Het is opvallend hoe vaak producent Klaas de Jong (1965) tijdens ons drie uur durende gesprek vertelt wat er allemaal mis is met de Nederlandse filmwereld. Zo is er te weinig reflectie, gaat het altijd over geld, en begrijpt hij niet waarom makers van auteursfilms maar niet willen begrijpen dat marketing niet het toverwoord is.
Het is het gelijk van de succesvolle producent van filmhits als Verliefd op Ibiza (675.000 bezoekers) en Michiel de Ruyter (850.000), maar ook de constatering van iemand die relatief nieuw is in het vak en zich oprecht verbaast over wat allemaal voor waar en onwrikbaar wordt aangenomen. Want tot begin 2000 werkte De Jong nog als manager van bands, onder meer De Kast en Twarres.
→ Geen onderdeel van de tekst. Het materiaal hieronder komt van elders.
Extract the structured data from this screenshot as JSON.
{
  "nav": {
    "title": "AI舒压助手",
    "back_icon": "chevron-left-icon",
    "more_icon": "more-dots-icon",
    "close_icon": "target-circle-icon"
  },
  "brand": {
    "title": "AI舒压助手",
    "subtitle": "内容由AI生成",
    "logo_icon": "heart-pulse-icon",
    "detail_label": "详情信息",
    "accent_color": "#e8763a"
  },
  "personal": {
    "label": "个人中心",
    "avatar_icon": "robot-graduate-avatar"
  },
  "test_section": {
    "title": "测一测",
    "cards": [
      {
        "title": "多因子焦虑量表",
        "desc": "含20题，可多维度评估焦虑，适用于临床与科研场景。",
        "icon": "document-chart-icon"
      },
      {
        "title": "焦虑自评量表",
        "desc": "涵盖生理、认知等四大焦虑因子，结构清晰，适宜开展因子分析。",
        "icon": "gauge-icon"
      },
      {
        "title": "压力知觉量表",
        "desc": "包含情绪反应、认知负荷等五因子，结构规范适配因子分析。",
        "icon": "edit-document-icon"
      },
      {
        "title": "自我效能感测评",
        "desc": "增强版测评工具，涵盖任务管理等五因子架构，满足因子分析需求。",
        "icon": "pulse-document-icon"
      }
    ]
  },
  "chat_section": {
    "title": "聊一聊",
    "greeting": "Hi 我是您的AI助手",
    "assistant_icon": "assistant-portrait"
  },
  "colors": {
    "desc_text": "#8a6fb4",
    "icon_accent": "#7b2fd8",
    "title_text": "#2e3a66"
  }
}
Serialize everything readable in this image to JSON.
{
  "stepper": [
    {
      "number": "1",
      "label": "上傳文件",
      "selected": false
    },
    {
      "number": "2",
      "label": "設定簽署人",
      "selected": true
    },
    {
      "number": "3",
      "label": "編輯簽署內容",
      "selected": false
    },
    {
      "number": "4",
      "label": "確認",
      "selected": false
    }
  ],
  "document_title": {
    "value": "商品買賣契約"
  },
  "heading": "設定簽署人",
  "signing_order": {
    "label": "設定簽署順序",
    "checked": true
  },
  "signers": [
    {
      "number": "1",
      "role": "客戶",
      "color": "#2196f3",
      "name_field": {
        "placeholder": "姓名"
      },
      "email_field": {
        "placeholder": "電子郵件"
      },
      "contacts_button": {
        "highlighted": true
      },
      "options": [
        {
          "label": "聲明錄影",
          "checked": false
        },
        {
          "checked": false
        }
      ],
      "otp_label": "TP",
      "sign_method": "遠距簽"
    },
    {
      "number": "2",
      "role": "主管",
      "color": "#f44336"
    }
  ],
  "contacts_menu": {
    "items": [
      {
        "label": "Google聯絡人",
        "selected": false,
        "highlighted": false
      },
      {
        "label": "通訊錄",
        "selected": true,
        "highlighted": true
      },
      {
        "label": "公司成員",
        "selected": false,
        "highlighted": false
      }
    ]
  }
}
‘Ik ben min of meer per ongeluk producent geworden,’ zegt De Jong in het kantoor van zijn productiebedrijf Farmhouse vlakbij Leeuwarden. ‘Steven de Jong [geen familie, red.] had geld en organisatie nodig voor een Friese film, wat we wel konden bieden. De samenwerking beviel en we besloten een “echte film” te maken. Dat werd De schippers van de Kameleon (2003). En twee jaar later Kameleon 2. Alle twee waren ze de best bezochte Nederlandse film van hun jaar. Van het Filmfonds kreeg je daar toen nog een prijs voor. Een geldbedrag waarmee je nieuwe films mocht ontwikkelen. Acht in totaal, meen ik. Steven en ik hebben een verschillende smaak, dus verdeelden we die acht films. Hij vier en ik vier. Twee van de vier projecten die ik toen verzon, zijn inmiddels uitgevoerd: Michiel de Ruyter en nu dus Redbad.’